A brothel? I asked. No, La Casita Blanca was not a brothel, but a place where clandestine lovers met and were treated with the most absolute discretion ever known to those that visited this soon to be demolished place. Example: when you entered the building with your car, curtains covered each parking stall so nobody would know who was visiting with their lover. Each bedroom had three buttons, one to indicate you were leaving (personal ensured the couple would not cross with another leaving a room), one for room service, and another to ring a taxi. It took one year of apprenticeship for staff to learn how to guard a client's privacy.
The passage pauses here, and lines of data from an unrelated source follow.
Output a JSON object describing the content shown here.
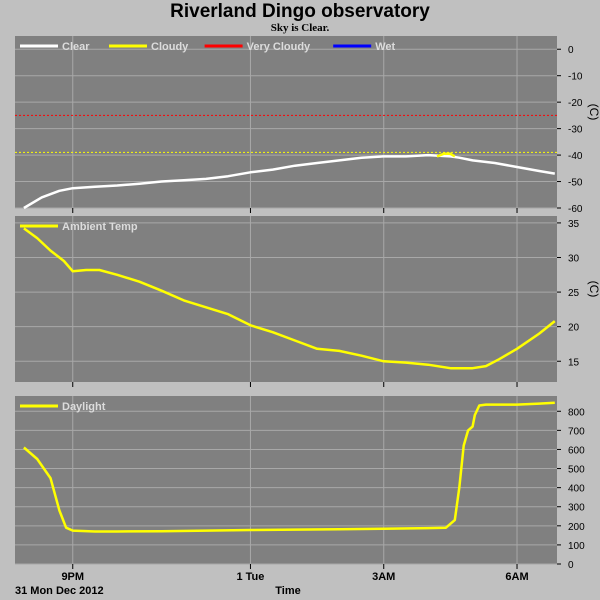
{
  "title": "Riverland Dingo observatory",
  "subtitle": "Sky is Clear.",
  "date_label": "31 Mon Dec 2012",
  "xaxis": {
    "label": "Time",
    "ticks": [
      "9PM",
      "1 Tue",
      "3AM",
      "6AM"
    ]
  },
  "chart_data": [
    {
      "type": "line",
      "ylabel": "(C)",
      "ylim": [
        -60,
        5
      ],
      "yticks": [
        0,
        -10,
        -20,
        -30,
        -40,
        -50,
        -60
      ],
      "grid": true,
      "legend": [
        {
          "name": "Clear",
          "color": "#ffffff"
        },
        {
          "name": "Cloudy",
          "color": "#ffff00"
        },
        {
          "name": "Very Cloudy",
          "color": "#ff0000"
        },
        {
          "name": "Wet",
          "color": "#0000ff"
        }
      ],
      "thresholds": [
        {
          "name": "Very Cloudy",
          "value": -25,
          "color": "#ff0000"
        },
        {
          "name": "Cloudy",
          "value": -39,
          "color": "#ffff00"
        }
      ],
      "series": [
        {
          "name": "Clear",
          "color": "#ffffff",
          "x": [
            19.9,
            20.3,
            20.7,
            21.0,
            21.5,
            22.0,
            22.5,
            23.0,
            23.5,
            24.0,
            24.5,
            25.0,
            25.5,
            26.0,
            26.5,
            27.0,
            27.5,
            28.0,
            28.5,
            29.0,
            29.5,
            29.7,
            30.0,
            30.5,
            31.0,
            31.5,
            31.85
          ],
          "y": [
            -60,
            -56,
            -53.5,
            -52.5,
            -52,
            -51.5,
            -50.8,
            -50,
            -49.5,
            -49,
            -48,
            -46.5,
            -45.5,
            -44,
            -43,
            -42,
            -41,
            -40.5,
            -40.5,
            -40,
            -40.5,
            -41,
            -42,
            -43,
            -44.5,
            -46,
            -47
          ]
        },
        {
          "name": "Cloudy",
          "color": "#ffff00",
          "x": [
            29.2,
            29.35,
            29.5,
            29.6
          ],
          "y": [
            -40.5,
            -39.5,
            -39.5,
            -40.5
          ]
        }
      ]
    },
    {
      "type": "line",
      "ylabel": "(C)",
      "ylim": [
        12,
        36
      ],
      "yticks": [
        35,
        30,
        25,
        20,
        15
      ],
      "grid": true,
      "legend": [
        {
          "name": "Ambient Temp",
          "color": "#ffff00"
        }
      ],
      "series": [
        {
          "name": "Ambient Temp",
          "color": "#ffff00",
          "x": [
            19.9,
            20.2,
            20.5,
            20.8,
            21.0,
            21.3,
            21.6,
            22.0,
            22.5,
            23.0,
            23.5,
            24.0,
            24.5,
            25.0,
            25.5,
            26.0,
            26.5,
            27.0,
            27.5,
            28.0,
            28.5,
            29.0,
            29.5,
            30.0,
            30.3,
            30.6,
            31.0,
            31.5,
            31.85
          ],
          "y": [
            34.2,
            32.8,
            31.0,
            29.5,
            28.0,
            28.2,
            28.2,
            27.5,
            26.5,
            25.2,
            23.8,
            22.8,
            21.8,
            20.2,
            19.2,
            18.0,
            16.8,
            16.5,
            15.8,
            15.0,
            14.8,
            14.5,
            14.0,
            14.0,
            14.3,
            15.3,
            16.8,
            19.0,
            20.8
          ]
        }
      ]
    },
    {
      "type": "line",
      "ylabel": "",
      "ylim": [
        0,
        880
      ],
      "yticks": [
        800,
        700,
        600,
        500,
        400,
        300,
        200,
        100,
        0
      ],
      "grid": true,
      "legend": [
        {
          "name": "Daylight",
          "color": "#ffff00"
        }
      ],
      "series": [
        {
          "name": "Daylight",
          "color": "#ffff00",
          "x": [
            19.9,
            20.2,
            20.5,
            20.7,
            20.85,
            21.0,
            21.5,
            22.0,
            23.0,
            24.0,
            25.0,
            26.0,
            27.0,
            28.0,
            29.0,
            29.4,
            29.6,
            29.7,
            29.8,
            29.9,
            30.0,
            30.05,
            30.15,
            30.3,
            31.0,
            31.5,
            31.85
          ],
          "y": [
            610,
            550,
            450,
            280,
            190,
            175,
            170,
            170,
            172,
            175,
            178,
            180,
            182,
            185,
            188,
            190,
            230,
            400,
            620,
            700,
            720,
            780,
            830,
            835,
            835,
            840,
            845
          ]
        }
      ]
    }
  ]
}
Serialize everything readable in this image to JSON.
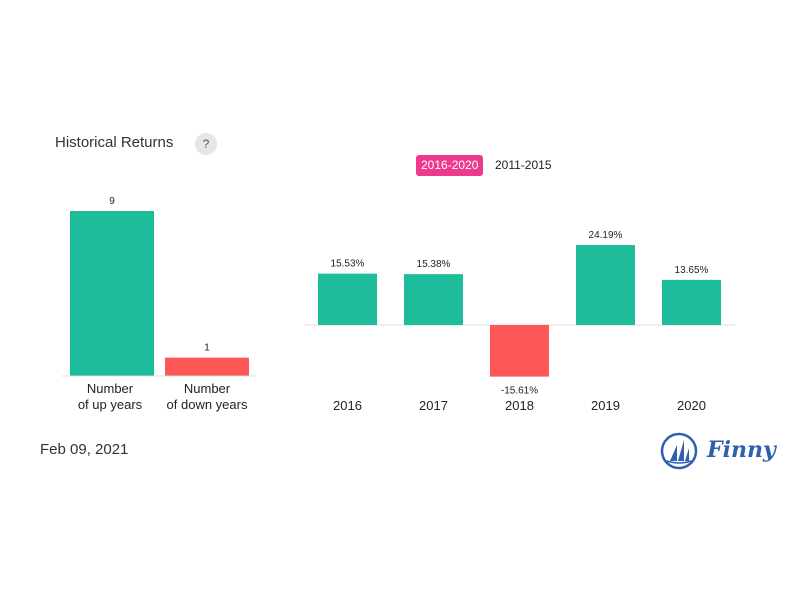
{
  "header": {
    "title": "Historical Returns",
    "help_label": "?"
  },
  "tabs": [
    {
      "label": "2016-2020",
      "active": true
    },
    {
      "label": "2011-2015",
      "active": false
    }
  ],
  "footer": {
    "date": "Feb 09, 2021",
    "brand": "Finny"
  },
  "colors": {
    "positive": "#1dbd9b",
    "negative": "#fe5757",
    "accent": "#ee3a8c",
    "axis": "#dddddd",
    "brand": "#2f5fb0"
  },
  "chart_data": [
    {
      "type": "bar",
      "categories": [
        "Number of up years",
        "Number of down years"
      ],
      "category_lines": [
        [
          "Number",
          "of up years"
        ],
        [
          "Number",
          "of down years"
        ]
      ],
      "values": [
        9,
        1
      ],
      "value_labels": [
        "9",
        "1"
      ],
      "bar_colors": [
        "#1dbd9b",
        "#fe5757"
      ],
      "ylim": [
        0,
        9
      ]
    },
    {
      "type": "bar",
      "categories": [
        "2016",
        "2017",
        "2018",
        "2019",
        "2020"
      ],
      "values": [
        15.53,
        15.38,
        -15.61,
        24.19,
        13.65
      ],
      "value_labels": [
        "15.53%",
        "15.38%",
        "-15.61%",
        "24.19%",
        "13.65%"
      ],
      "ylim": [
        -15.61,
        24.19
      ]
    }
  ]
}
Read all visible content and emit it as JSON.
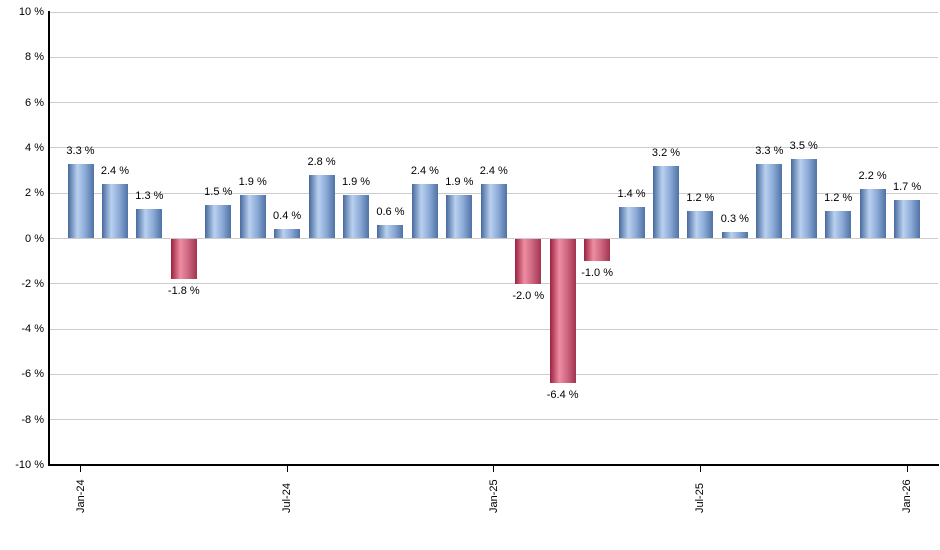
{
  "chart_data": {
    "type": "bar",
    "title": "",
    "unit": "%",
    "ylim": [
      -10,
      10
    ],
    "grid": true,
    "legend_position": "none",
    "y_ticks": [
      10,
      8,
      6,
      4,
      2,
      0,
      -2,
      -4,
      -6,
      -8,
      -10
    ],
    "y_tick_labels": [
      "10 %",
      "8 %",
      "6 %",
      "4 %",
      "2 %",
      "0 %",
      "-2 %",
      "-4 %",
      "-6 %",
      "-8 %",
      "-10 %"
    ],
    "values": [
      3.3,
      2.4,
      1.3,
      -1.8,
      1.5,
      1.9,
      0.4,
      2.8,
      1.9,
      0.6,
      2.4,
      1.9,
      2.4,
      -2.0,
      -6.4,
      -1.0,
      1.4,
      3.2,
      1.2,
      0.3,
      3.3,
      3.5,
      1.2,
      2.2,
      1.7
    ],
    "bar_labels": [
      "3.3 %",
      "2.4 %",
      "1.3 %",
      "-1.8 %",
      "1.5 %",
      "1.9 %",
      "0.4 %",
      "2.8 %",
      "1.9 %",
      "0.6 %",
      "2.4 %",
      "1.9 %",
      "2.4 %",
      "-2.0 %",
      "-6.4 %",
      "-1.0 %",
      "1.4 %",
      "3.2 %",
      "1.2 %",
      "0.3 %",
      "3.3 %",
      "3.5 %",
      "1.2 %",
      "2.2 %",
      "1.7 %"
    ],
    "x_ticks": [
      {
        "bar_index": 0,
        "label": "Jan-24"
      },
      {
        "bar_index": 6,
        "label": "Jul-24"
      },
      {
        "bar_index": 12,
        "label": "Jan-25"
      },
      {
        "bar_index": 18,
        "label": "Jul-25"
      },
      {
        "bar_index": 24,
        "label": "Jan-26"
      }
    ],
    "colors": {
      "positive_gradient": [
        "#47699c",
        "#b9d1f0",
        "#8fadd9",
        "#4f73a5"
      ],
      "negative_gradient": [
        "#9b2040",
        "#ee8da1",
        "#d06a84",
        "#a23450"
      ],
      "gridline": "#cccccc",
      "axis": "#000000",
      "label_text": "#000000"
    }
  }
}
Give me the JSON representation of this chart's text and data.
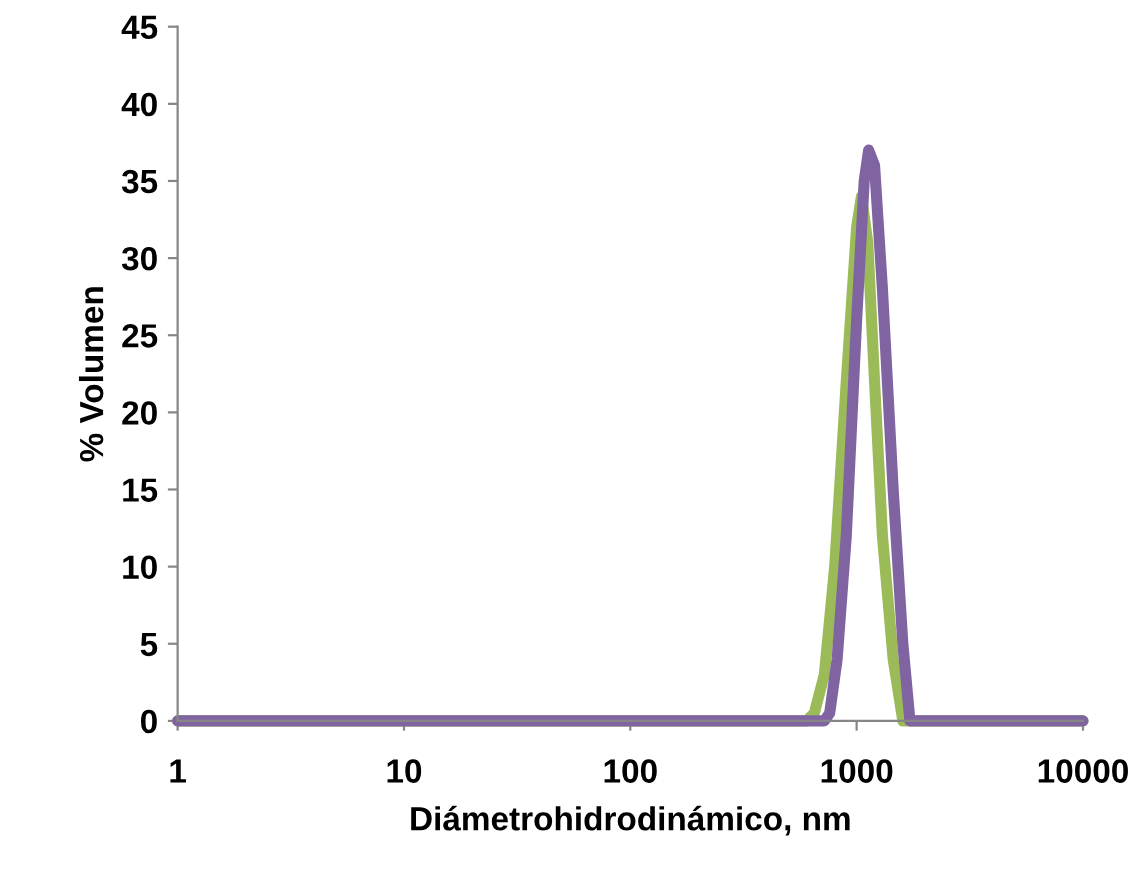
{
  "chart_data": {
    "type": "line",
    "xlabel": "Diámetrohidrodinámico, nm",
    "ylabel": "% Volumen",
    "log": "x",
    "xlim": [
      1,
      10000
    ],
    "xticks": [
      1,
      10,
      100,
      1000,
      10000
    ],
    "ylim": [
      0,
      45
    ],
    "yticks": [
      0,
      5,
      10,
      15,
      20,
      25,
      30,
      35,
      40,
      45
    ],
    "grid": false,
    "legend": false,
    "marker": "none",
    "line_style": "solid",
    "series": [
      {
        "color": "#9bbb59",
        "x": [
          1,
          600,
          650,
          720,
          800,
          900,
          1000,
          1050,
          1120,
          1200,
          1300,
          1450,
          1600,
          10000
        ],
        "values": [
          0,
          0,
          0.5,
          3,
          10,
          22,
          32,
          34,
          31,
          22,
          12,
          4,
          0,
          0
        ]
      },
      {
        "color": "#8064a2",
        "x": [
          1,
          720,
          760,
          820,
          900,
          1000,
          1080,
          1130,
          1200,
          1300,
          1450,
          1600,
          1720,
          10000
        ],
        "values": [
          0,
          0,
          0.5,
          4,
          12,
          26,
          35,
          37,
          36,
          28,
          15,
          5,
          0,
          0
        ]
      }
    ]
  }
}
Soccer games were the perfect cover up for a married man to meet with his lover. At the end of a romantic tryst, married men were given soccer game results to cover their domestic absence. This is only one example of how smoothly this place was designed to coordinate rendezvous. I wonder how many of these hourly dates my bench has seen, whose clothes did it hold, if it could only speak of the trobades appassionats it witnessed. I would listen attentively to its whispers of men and women who met  secretly  to relish in feverish appointments without their secret being discovered. The infidelities of wives and husbands alike in its long 100 year history.

The bench has the number 66 painted in gold on the underside of it. Àide, who is not only the salesperson, but the owner, suggested it could mean the bedroom number. She tries to reassure me that couples did not have intimate moments on the bench. Do you want me to buy the bench or to or are you trying to get me not to buy this? Please, no more details, I tell her laughing. I don't think it's the bedroom number, since La Casita Blanca had only 43 rooms. It could mean the number assigned to it when auctioned, along with the wall sized heart shaped mirrors, lamps and other abandoned pieces of furniture losing their place in the lives of amants. It doesn't matter what 66 means now, it's new house number is now 43.


I couldn't read my neighbor's expression when I explained the bench's history.
It needs sanding and reupholstering.